Why? He said there are two main reasons: Cost: The labs are going to be used for CAD, MIDI, and advanced graphics. What’s needed are fast machines with high end graphics and big monitors. “Here in Massachusetts, we have a state bid system where vendors give statewide prices that are often below market prices, and Dell has come in with an unbeatable offer,” Bernier said. “We can talk about total cost of ownership all day, but it will not make up the difference.” Lack of software: The software needed is either not available for the Mac or an identical version is available for the PC, he added.
“Apple seems to think all education wishes to buy are iMacs, but at the secondary level there are other needs,” Bernier said.
Requests for help
Now it’s time for our weekly requests for help from folks who need your advice and/or assistance in forward migrating — or at least being able to keep the Mac platform alive and thriving in their businesses.
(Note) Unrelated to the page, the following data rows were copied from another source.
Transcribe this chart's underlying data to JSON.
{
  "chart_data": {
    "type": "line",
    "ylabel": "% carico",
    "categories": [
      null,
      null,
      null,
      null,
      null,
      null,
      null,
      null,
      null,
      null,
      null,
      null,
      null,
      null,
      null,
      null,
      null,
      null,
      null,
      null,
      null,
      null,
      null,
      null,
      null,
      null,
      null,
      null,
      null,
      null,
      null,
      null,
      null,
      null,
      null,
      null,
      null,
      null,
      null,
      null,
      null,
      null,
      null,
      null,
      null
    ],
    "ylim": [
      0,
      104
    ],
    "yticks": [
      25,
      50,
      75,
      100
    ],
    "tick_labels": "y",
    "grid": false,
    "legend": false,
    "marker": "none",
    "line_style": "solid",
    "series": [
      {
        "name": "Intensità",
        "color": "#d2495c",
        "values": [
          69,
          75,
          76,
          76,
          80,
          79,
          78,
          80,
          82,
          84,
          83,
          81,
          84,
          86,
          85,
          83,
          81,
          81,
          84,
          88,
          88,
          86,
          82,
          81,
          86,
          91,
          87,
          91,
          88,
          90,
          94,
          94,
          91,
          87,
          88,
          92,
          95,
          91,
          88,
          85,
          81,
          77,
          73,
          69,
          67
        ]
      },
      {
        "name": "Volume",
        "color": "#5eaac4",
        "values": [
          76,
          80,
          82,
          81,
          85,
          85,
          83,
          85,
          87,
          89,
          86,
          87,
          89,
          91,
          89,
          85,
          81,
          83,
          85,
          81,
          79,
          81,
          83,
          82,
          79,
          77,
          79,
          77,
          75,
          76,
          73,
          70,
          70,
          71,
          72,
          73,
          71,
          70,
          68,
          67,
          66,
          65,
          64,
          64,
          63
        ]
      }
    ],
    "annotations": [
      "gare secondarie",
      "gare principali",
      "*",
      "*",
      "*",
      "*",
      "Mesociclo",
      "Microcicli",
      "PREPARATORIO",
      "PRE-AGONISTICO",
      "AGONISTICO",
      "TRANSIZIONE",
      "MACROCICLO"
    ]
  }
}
Contact the requesters directly at their e-mail addresses.
Nick Grivas (
firstname.lastname@example.org ): “I am a crossword puzzle writer with a commision to write puzzles for publication on CD-ROM. I need to have versions that are usable by both Mac and PC users. My primary program is Crossword Compiler by Antony Lewis. It has a Web export option that produces a static printable version and an interactive version.
“They are supposed to be readable by the Mac OS but, whereas the Mac will open the disc and read some of the files, it will not read others. For instance, the static version has an HTML file and a GIF file. The Mac will open the files separately, but will not integrate them into a printable version. Can anyone help with this problem or direct me to someone who can?”